Your stomach is doing somersaults. The cold metal freezes your hands as the wind blows through your every fibre. You’ve ascended to a height you never imagined you would reach, as you stare down at the world below, with the early morning sun beaming on you in a warm congratulatory embrace.
That was my thought process as I watched and engrossed myself in the YouTube journey of 24 year old free climber James Kingston from Southampton, as he hung from a half built tower near Blackfriars Bridge in London, in a video titled ‘This thing was sooooo wobbly…’.
James’s YouTube videos, a series titled ‘POV Adventures’, take you on an up close and personal journey as he makes his way up a variety of structures across the globe with no safety equipment, giving the viewer an idea of what it’s like being at unthinkable heights with no restrictions, which never fail to amaze you and get your heart racing.
Urban free climbing, or buildering as it was originally known, has become a must see extreme sport, reaching people all over the world. Russia is one such place, as videos have surfaced over the past few years of a group of teenagers sky-walking on some of the highest buildings in the city.
The original pioneer of this extraordinary sport was Geoffrey Winthrop Young, who in 1895 started to climb the roofs of Cambridge University. Though many had climbed the building before, Young was the first to document it and produce a buildering guide to Trinity College, spoofing more conventional climbing books.
James’s website explains that he felt he wasn’t able to reach the creative potential in the academic world and “despite an unconventional start, James has demonstrated his passion for producing content in a way that has never been seen before. Throughout his work, his talent and positive attitude towards life is obvious”.
With over 11 million total views on YouTube, 71,000 followers on Instagram and a Channel 4 documentary about him called ‘Don’t Look Down’, the self-proclaimed adventurer has truly captured the hearts and imaginations of adrenaline junkies everywhere.
James has reached unimaginable heights since beginning his urban free running career back in 2004, with his first video consisting of doing flips and turns on a trampoline, to then climbing cranes, skyscrapers and other structures all over the world including; the Alps, LA, Germany, Dubai and Ukraine.
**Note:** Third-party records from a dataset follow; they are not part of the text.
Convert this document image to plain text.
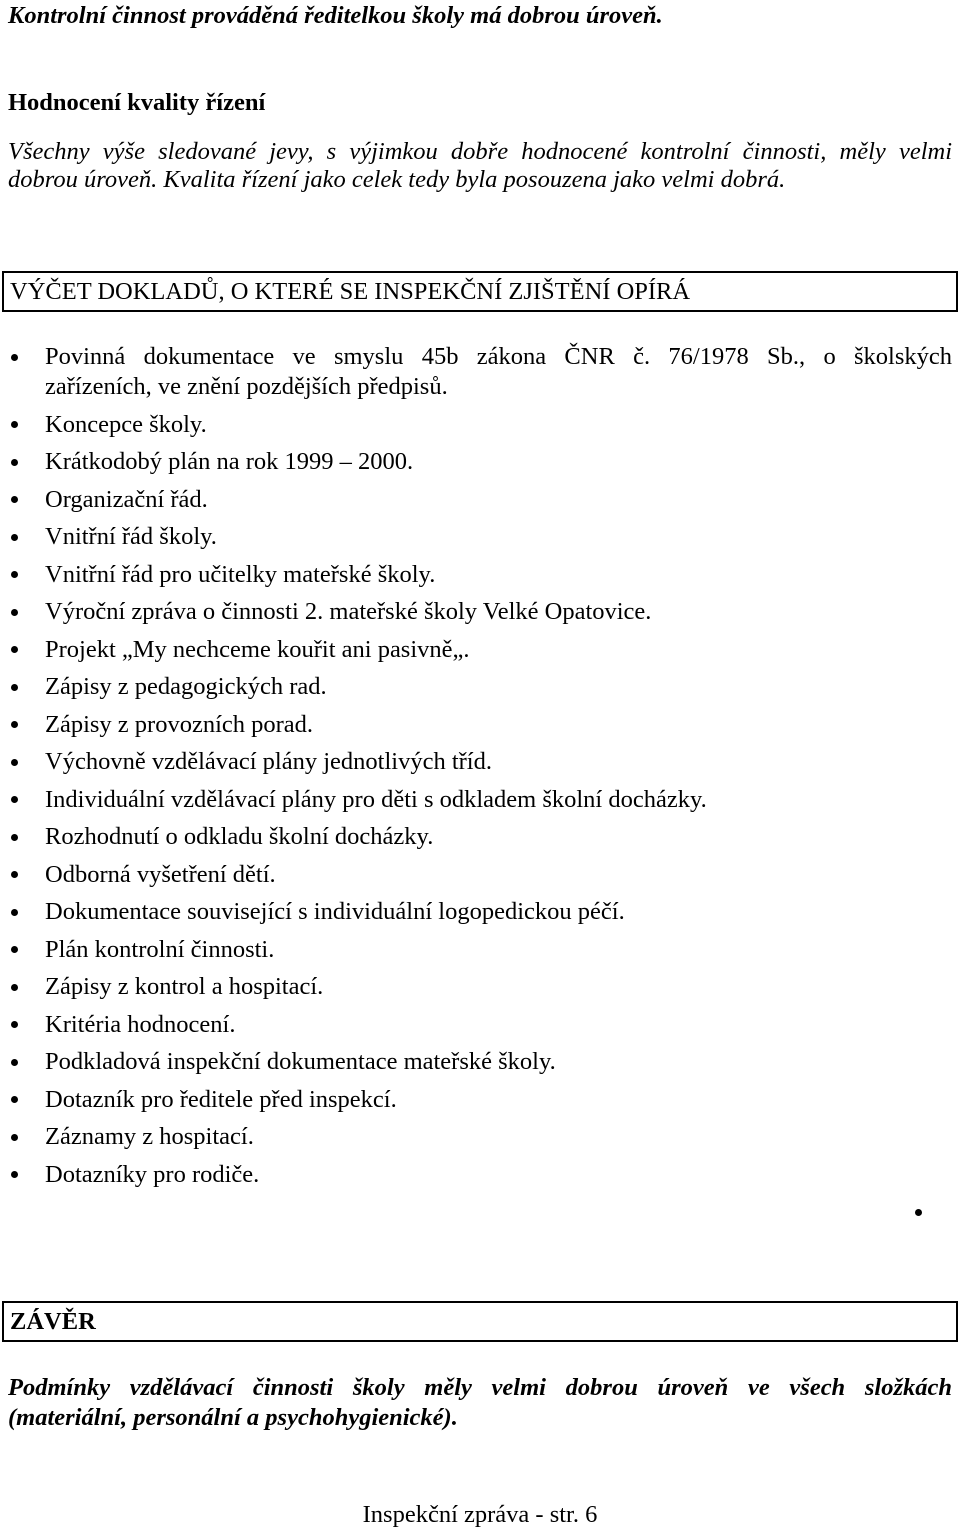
Kontrolní činnost prováděná ředitelkou školy má dobrou úroveň.
Hodnocení kvality řízení
Všechny výše sledované jevy, s výjimkou dobře hodnocené kontrolní činnosti, měly velmi
dobrou úroveň. Kvalita řízení jako celek tedy byla posouzena jako velmi dobrá.
VÝČET DOKLADŮ, O KTERÉ SE INSPEKČNÍ ZJIŠTĚNÍ OPÍRÁ
Povinná dokumentace ve smyslu 45b zákona ČNR č. 76/1978 Sb., o školských
zařízeních, ve znění pozdějších předpisů.
Koncepce školy.
Krátkodobý plán na rok 1999 – 2000.
Organizační řád.
Vnitřní řád školy.
Vnitřní řád pro učitelky mateřské školy.
Výroční zpráva o činnosti 2. mateřské školy Velké Opatovice.
Projekt „My nechceme kouřit ani pasivně„.
Zápisy z pedagogických rad.
Zápisy z provozních porad.
Výchovně vzdělávací plány jednotlivých tříd.
Individuální vzdělávací plány pro děti s odkladem školní docházky.
Rozhodnutí o odkladu školní docházky.
Odborná vyšetření dětí.
Dokumentace související s individuální logopedickou péčí.
Plán kontrolní činnosti.
Zápisy z kontrol a hospitací.
Kritéria hodnocení.
Podkladová inspekční dokumentace mateřské školy.
Dotazník pro ředitele před inspekcí.
Záznamy z hospitací.
Dotazníky pro rodiče.
ZÁVĚR
Podmínky vzdělávací činnosti školy měly velmi dobrou úroveň ve všech složkách
(materiální, personální a psychohygienické).
Inspekční zpráva - str. 6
One video, ‘Scary Crane Climb in Dubai’, saw him climb up a crane in the city during the middle of the night, with his description saying it was “One of the scariest climbs I’ve ever done! Making my way up the building in the pitch black darkness on my own”.
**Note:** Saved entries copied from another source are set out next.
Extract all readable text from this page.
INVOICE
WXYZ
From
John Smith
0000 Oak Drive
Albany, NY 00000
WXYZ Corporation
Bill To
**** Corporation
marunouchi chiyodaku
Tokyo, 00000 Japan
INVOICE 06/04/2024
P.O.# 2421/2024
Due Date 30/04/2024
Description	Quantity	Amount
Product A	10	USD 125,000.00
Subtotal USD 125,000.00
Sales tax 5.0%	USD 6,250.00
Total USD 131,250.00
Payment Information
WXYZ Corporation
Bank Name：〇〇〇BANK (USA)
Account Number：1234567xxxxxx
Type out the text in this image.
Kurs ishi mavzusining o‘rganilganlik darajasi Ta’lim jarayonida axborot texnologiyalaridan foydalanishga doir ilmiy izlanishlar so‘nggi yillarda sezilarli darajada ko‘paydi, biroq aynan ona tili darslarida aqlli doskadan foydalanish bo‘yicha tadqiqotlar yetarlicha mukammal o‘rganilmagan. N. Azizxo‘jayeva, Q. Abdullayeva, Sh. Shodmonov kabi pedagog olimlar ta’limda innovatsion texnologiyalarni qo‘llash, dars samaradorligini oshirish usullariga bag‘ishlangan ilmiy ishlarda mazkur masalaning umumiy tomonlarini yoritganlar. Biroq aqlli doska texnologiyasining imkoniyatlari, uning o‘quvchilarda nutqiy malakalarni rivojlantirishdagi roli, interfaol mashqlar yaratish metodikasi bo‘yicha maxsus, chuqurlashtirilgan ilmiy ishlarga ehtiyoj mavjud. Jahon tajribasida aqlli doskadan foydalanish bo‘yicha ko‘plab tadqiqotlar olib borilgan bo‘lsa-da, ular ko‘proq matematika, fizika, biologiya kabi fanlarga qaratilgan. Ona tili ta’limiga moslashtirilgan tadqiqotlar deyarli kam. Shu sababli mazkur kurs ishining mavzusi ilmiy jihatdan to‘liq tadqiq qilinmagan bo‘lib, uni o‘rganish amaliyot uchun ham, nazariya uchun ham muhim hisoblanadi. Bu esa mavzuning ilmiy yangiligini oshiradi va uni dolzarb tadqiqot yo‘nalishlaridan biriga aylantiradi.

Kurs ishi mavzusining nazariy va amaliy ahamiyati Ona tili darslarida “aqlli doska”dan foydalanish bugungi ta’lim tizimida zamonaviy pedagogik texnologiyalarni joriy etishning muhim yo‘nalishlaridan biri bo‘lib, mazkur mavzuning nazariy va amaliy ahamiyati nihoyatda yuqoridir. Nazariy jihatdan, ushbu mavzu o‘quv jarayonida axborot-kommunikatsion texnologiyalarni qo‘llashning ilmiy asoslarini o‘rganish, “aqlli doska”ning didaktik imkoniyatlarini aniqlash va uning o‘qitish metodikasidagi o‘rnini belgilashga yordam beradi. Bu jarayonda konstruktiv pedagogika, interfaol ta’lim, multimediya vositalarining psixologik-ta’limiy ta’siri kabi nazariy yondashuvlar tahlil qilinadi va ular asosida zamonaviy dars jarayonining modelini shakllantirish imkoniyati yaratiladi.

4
As James stands atop of a structure hundreds of feet in the air, you get to see a city at its most beautiful. London’s office towers, Dubai’s stunning landscape, and the hustle and bustle of Los Angeles gives you a true feeling of a city’s presence. So what is the method behind what, some might describe, as his madness?
In an interview with the Telegraph in 2014, Kingston said “When you’re that high up crazy things happen in your mind. I’ve done thousands of somersaults but at that moment my brain took over and I thought too deeply. I had to wait for five minutes and get rid of the negative thoughts before doing the flip.
“There are many times in life when your brain restricts you. I knew deep down that it was safe and I just had to get control over my body and my brain. In a way, beating the instincts of my brain is what I live for.
“I used to be completely terrified of heights, but the more you do something, the easier it gets. It’s simple human nature”.
His experiences have not been without controversy however, as he was arrested for scaling the second tallest skyscraper in Dubai, the 101 storey Princess Tower and in one video entitled ‘The moment it all came to an end…’, he climbed a crane in Southampton and the police turned up.
It seems like there is no structure that is off limits. Cranes and Tall buildings are his playground and it will be interesting to see what his next adventure will be.